Allons, Messieurs, qu’on se dépêche. S’il n’y a pas assez de matériaux, qu’on multiplie les citations ; qu’on imprime toutes les méchancetés, toutes les lettres anonymes... ou qu’on en fasse. Surtout, qu’on ne manque pas de se disperser ce soir dans tous les quartiers de Londres, pour y soutenir que je suis un homme du plus grand mérite. Desquibas, vous irez vous enrouler au café de Druri-lane ; et vous, mon cher Fastidius, vous romprez des lances au caveau du parc Saint-James.

FASTIDIUS, avec inquiétude.

Toujours ce caveau du parc Saint-James ! j’y ai déjà reçu tant de camouflets !

DISCORD, fièrement.

Eh bien ! n’aspirez-vous pas à devenir journaliste en chef, ces épreuves vous seront comptées.

Il veut sortir.

TOUS courent après lui.

Au moins, Monsieur, quelque à compte sur nos mémoires.

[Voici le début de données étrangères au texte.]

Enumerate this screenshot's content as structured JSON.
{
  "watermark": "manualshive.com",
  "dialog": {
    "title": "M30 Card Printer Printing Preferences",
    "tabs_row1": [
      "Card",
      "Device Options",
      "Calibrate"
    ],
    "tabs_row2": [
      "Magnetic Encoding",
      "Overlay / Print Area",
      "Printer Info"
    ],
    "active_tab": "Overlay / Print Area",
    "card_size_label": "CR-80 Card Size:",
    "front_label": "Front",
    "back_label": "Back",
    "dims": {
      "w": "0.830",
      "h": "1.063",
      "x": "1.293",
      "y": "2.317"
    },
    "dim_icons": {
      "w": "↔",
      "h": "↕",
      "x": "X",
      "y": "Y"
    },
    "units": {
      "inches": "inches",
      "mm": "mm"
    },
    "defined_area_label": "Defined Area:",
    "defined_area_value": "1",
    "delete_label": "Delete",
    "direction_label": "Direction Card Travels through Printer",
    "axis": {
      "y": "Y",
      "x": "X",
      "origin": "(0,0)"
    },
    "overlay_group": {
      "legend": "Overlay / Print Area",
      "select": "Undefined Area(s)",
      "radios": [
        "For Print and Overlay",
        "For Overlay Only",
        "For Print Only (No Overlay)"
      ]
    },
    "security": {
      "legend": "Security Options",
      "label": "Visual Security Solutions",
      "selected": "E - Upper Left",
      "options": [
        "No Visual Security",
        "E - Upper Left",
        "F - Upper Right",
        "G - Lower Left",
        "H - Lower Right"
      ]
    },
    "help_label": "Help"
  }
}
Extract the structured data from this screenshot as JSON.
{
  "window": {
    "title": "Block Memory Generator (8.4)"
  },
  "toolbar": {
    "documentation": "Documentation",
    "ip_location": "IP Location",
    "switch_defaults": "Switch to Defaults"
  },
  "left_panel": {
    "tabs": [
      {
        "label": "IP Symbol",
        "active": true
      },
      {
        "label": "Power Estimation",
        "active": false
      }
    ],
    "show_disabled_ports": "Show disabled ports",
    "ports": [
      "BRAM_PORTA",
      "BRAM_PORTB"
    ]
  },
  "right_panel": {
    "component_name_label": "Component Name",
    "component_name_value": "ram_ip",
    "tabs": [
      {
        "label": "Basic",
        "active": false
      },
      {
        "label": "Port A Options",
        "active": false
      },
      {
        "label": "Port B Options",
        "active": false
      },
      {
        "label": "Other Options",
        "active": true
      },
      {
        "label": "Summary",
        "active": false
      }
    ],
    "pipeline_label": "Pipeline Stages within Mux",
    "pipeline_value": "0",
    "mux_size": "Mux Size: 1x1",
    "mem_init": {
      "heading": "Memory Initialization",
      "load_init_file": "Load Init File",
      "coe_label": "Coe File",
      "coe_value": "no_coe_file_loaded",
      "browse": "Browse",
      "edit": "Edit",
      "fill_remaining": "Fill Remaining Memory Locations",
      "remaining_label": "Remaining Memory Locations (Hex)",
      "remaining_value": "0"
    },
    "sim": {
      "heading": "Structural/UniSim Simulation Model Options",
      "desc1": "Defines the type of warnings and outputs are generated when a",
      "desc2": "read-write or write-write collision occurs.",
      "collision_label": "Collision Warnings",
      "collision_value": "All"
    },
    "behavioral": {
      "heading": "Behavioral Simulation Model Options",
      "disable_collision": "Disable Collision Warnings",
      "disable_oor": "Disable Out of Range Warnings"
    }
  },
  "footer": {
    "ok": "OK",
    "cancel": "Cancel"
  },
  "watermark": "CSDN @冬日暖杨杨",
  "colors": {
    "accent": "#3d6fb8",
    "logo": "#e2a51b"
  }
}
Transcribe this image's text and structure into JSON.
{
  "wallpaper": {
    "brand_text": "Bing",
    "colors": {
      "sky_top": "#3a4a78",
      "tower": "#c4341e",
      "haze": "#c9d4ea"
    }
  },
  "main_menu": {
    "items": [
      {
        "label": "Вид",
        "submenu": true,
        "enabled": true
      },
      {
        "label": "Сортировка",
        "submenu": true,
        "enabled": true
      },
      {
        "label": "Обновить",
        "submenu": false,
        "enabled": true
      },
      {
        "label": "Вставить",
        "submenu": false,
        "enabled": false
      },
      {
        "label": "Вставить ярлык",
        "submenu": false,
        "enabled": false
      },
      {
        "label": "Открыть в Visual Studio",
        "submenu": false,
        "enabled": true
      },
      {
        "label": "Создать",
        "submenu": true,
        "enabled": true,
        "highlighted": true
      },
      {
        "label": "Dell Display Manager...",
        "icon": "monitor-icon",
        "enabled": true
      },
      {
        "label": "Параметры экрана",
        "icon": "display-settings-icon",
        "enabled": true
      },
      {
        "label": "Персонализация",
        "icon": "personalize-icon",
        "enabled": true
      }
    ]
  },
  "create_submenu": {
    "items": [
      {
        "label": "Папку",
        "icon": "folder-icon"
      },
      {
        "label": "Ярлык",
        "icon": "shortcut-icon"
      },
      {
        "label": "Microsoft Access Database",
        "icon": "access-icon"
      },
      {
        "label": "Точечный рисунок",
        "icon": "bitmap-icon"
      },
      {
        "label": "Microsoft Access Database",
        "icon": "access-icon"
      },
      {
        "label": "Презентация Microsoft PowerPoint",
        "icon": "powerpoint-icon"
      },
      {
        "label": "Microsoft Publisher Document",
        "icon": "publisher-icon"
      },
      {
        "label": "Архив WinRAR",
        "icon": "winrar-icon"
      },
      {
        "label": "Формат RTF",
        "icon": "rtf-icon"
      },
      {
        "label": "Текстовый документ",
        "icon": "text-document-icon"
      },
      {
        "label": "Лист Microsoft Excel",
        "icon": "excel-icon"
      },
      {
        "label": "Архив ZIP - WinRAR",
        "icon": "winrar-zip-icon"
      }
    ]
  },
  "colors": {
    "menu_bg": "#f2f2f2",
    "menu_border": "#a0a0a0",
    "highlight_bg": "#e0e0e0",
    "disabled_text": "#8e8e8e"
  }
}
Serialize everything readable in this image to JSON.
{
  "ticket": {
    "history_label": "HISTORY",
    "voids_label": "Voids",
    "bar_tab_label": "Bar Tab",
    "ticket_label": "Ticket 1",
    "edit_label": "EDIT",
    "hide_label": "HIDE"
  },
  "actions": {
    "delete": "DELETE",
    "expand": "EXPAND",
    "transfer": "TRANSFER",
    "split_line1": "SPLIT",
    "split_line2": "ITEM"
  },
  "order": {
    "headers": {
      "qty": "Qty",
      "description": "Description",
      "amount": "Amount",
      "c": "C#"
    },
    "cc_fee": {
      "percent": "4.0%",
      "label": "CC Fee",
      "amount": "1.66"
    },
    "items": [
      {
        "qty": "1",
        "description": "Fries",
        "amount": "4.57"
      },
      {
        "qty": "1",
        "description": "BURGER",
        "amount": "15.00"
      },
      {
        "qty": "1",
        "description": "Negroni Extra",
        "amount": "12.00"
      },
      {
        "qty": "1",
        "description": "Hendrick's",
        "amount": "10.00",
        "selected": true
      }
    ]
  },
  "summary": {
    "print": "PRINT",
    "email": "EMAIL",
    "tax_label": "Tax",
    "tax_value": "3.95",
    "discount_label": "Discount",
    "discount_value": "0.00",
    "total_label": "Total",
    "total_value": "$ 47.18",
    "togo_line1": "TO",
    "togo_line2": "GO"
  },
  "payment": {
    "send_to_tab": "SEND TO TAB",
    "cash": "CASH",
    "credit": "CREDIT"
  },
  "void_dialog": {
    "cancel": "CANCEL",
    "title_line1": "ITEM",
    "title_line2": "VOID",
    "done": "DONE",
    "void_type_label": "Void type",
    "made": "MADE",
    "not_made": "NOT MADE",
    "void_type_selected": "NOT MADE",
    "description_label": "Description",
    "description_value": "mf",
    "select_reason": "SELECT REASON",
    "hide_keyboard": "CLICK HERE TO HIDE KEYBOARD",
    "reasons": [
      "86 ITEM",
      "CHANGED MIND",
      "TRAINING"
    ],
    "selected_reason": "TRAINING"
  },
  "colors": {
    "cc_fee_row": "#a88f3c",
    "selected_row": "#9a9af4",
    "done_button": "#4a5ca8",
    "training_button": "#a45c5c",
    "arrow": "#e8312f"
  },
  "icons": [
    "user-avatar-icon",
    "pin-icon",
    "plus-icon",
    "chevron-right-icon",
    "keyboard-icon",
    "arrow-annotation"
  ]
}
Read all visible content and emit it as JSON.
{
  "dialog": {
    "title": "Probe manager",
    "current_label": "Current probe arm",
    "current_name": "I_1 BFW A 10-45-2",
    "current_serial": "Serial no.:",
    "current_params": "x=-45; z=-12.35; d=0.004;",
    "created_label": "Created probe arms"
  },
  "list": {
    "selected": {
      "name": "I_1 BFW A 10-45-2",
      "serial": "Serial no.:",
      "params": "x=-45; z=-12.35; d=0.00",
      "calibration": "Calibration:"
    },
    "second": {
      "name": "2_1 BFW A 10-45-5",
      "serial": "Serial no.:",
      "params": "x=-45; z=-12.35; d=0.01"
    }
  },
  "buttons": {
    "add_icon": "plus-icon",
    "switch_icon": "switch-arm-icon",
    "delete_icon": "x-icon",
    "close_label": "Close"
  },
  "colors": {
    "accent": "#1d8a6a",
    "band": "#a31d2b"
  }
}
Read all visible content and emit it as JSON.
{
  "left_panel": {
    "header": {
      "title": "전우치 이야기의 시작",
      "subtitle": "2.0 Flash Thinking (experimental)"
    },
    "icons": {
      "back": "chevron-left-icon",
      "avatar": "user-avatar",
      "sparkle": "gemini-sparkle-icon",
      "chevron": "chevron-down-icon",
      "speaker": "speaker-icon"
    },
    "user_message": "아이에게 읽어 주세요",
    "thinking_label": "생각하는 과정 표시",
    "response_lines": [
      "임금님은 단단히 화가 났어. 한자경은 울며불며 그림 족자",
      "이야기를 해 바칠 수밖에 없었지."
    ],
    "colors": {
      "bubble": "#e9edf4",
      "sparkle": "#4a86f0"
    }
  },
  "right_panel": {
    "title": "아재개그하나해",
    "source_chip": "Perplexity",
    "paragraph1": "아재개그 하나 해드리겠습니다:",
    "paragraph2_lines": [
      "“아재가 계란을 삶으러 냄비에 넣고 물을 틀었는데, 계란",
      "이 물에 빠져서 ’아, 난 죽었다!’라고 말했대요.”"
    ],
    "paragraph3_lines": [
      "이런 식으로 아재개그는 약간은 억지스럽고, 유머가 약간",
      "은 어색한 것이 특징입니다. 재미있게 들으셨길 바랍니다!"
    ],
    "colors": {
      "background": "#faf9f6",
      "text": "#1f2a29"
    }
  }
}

DISCORD, revenant et les réunissant avec appareil.

Tranquillisez-vous ; je veux bien vous apprendre une nouvelle qui vous fera le plus grand plaisir. On me grave : et je vous donnerai à chacun mon portrait : vous pouvez vous en vanter.

VENKER, BANCALOS.

La belle récompense !

FASTIDIUS.

Le beau paiement !

Ils sortent.

 

 

Scène III

 

DISCORD, CRISPIN

 

CRISPIN.

Monsieur, voilà deux lettres pour vous ; en les remettant au Portier, on lui a dit qu’elles étaient très intéressantes.

DISCORD.

Intéressantes ! voyons. En voilà une dont le cachet annonce un homme de qualité ; ouvrons vite.

Il lit.

« Dom Mantador-de-los-Hombrès-Ninios, Grand d’Espagne de la première classe, prie le célèbre Monsieur Discord de lui faire l’honneur de venir dîner chez lui aujourd’hui. Dom Mantador-de-los-Hombrès-Ninios se croirait bien heureux, s’il voyait un jour Monsieur Discord dans son château di Région-alta ».

CRISPIN.

Le château di Région-alta ! en Espagne ! ce nom-là senti bien le terroir.

DISCORD, se redressant.

Tu l’as entendu ? Qu’on dise après cela que mon crédit baisse. Tu vois ! un Grand d’Espagne de la première classe, le Seigneur di Région-alta, brûle de me donner à dîner.

CRISPIN, à part.

Rien de perdu : ses compatriotes le fuient, les étrangers le recherchent.

DISCORD.

Crispin, il faut avoir foin de publier que le Seigneur di Région-alta m’a invité.

CRISPIN.

Vous n’avez qu’à mettre tout uniment la lettre dans votre journal.

DISCORD.

Non, non : ce derait maladroit. Lisons l’autre.

Il lit.

« J’ai l’avantage d’être votre voisine, et vous seriez tout à fait charmant, si vous veniez aujourd’hui à deux heures faire les délices de ma petite société. »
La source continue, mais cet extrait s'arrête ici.